Although these policies have been trying to make education better, there are still accounts where new ideas are being stifled due to reemerging old ideas.  During the Cold War the idea of education was based upon intellectual training due to a “concern over economic competition with foreign countries”, you can see this idea now as the US tries to become one of the top countries.  The US falls behind in areas such as math and science to other countries who score higher and are able to obtain higher-paying jobs even in the US.  As well as intellectual training the idea from the 1960s and 1970s that education should focus on educating the disadvantaged is also making a comeback.  The issue here though is, are these goals and objectives of education relevant of the times?

I think that these reemerging ideas are relevant to the issues of the US today.  Education should focus on intellectual training as well as educating the disadvantaged.  Programs are in place to allow for the more intelligent students to further their knowledge in magnet schools and gifted programs.  Head Start Programs and after school programs are helping to educate the disadvantaged students in order to get them into the school system and keep them there until graduation.  These are programs and ideas that need to be in place if the US has any hope of having an educated generation in the upcoming years.

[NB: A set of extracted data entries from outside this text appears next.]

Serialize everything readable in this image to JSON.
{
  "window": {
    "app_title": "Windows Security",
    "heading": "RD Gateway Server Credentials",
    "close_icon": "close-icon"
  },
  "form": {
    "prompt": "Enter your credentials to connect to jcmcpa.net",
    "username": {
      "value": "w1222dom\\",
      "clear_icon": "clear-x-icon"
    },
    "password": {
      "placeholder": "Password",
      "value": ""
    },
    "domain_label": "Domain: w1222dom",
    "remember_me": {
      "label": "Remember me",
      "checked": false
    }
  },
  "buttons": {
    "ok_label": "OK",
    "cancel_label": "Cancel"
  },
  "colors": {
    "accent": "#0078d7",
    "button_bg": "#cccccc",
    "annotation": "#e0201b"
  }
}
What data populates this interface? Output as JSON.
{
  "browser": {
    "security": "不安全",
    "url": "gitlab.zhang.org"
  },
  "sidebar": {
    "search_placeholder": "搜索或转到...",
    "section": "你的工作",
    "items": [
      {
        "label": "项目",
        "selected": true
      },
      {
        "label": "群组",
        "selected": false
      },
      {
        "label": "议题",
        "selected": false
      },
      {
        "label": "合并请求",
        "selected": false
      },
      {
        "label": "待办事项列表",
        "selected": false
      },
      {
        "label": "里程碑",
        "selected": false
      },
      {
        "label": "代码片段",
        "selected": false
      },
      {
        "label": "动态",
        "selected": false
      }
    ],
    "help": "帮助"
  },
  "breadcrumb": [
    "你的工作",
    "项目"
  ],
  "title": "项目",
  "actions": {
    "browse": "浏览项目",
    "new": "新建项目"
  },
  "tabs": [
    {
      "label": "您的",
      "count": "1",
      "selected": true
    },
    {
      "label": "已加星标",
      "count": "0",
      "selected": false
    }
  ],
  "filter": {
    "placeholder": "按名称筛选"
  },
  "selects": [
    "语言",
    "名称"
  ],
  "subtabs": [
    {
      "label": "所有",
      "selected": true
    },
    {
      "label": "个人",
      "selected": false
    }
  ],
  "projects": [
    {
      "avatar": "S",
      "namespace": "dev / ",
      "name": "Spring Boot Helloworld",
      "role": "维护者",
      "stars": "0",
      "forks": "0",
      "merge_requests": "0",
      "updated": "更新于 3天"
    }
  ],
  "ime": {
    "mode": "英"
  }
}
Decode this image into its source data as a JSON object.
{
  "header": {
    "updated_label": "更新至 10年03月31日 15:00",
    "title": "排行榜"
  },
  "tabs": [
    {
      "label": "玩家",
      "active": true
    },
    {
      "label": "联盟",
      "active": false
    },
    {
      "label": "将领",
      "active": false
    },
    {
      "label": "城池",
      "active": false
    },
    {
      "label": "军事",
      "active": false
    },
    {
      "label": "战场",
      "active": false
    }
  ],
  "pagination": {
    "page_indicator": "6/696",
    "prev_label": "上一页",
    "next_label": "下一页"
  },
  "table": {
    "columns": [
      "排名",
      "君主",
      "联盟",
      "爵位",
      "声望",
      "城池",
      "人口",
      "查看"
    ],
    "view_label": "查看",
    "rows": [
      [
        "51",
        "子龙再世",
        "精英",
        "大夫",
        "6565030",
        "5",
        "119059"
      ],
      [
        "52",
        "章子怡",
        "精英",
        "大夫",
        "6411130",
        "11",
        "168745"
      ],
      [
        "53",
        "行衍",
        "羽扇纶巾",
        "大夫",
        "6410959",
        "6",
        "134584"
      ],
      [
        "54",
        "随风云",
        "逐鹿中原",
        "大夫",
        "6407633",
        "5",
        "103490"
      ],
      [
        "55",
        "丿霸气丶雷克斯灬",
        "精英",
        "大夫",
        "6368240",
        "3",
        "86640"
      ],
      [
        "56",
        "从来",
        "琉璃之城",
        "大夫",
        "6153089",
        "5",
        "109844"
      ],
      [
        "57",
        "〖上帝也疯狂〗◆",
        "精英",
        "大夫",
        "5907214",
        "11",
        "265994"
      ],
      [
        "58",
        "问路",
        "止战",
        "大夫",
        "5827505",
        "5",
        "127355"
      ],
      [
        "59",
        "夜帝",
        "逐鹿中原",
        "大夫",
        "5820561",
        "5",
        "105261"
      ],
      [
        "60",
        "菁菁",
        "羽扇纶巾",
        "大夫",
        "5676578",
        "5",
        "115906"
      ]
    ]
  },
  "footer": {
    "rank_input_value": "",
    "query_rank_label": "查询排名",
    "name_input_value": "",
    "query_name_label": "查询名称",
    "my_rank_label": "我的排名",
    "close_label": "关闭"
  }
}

I think that it is important the schools focus on the creativity and allow for students to have some control over the content that they will be learning.  By giving the students a little control it will make the students seem that they have had a voice, that they aren’t being told every class what they will learn without a reasonable explanation to why.  This way if they want to focus more on the Civil Rights movement, let them decide what they want to focus more on, collectively as a class or by themselves as a project for the lesson.  It is important that instructors try not to stifle the creativity of their students but instead to embrace it.  Let the students have some control on what they want o learn, how they want to learn it and how they want to showcase what they have learned.  This will let them have to think for themselves and to take some responsibility.



Ornstein, A., Levine, D., & Gutek, G. (2011). Foundations of education. (11 ed.). Belmont, CA: Wadsworth.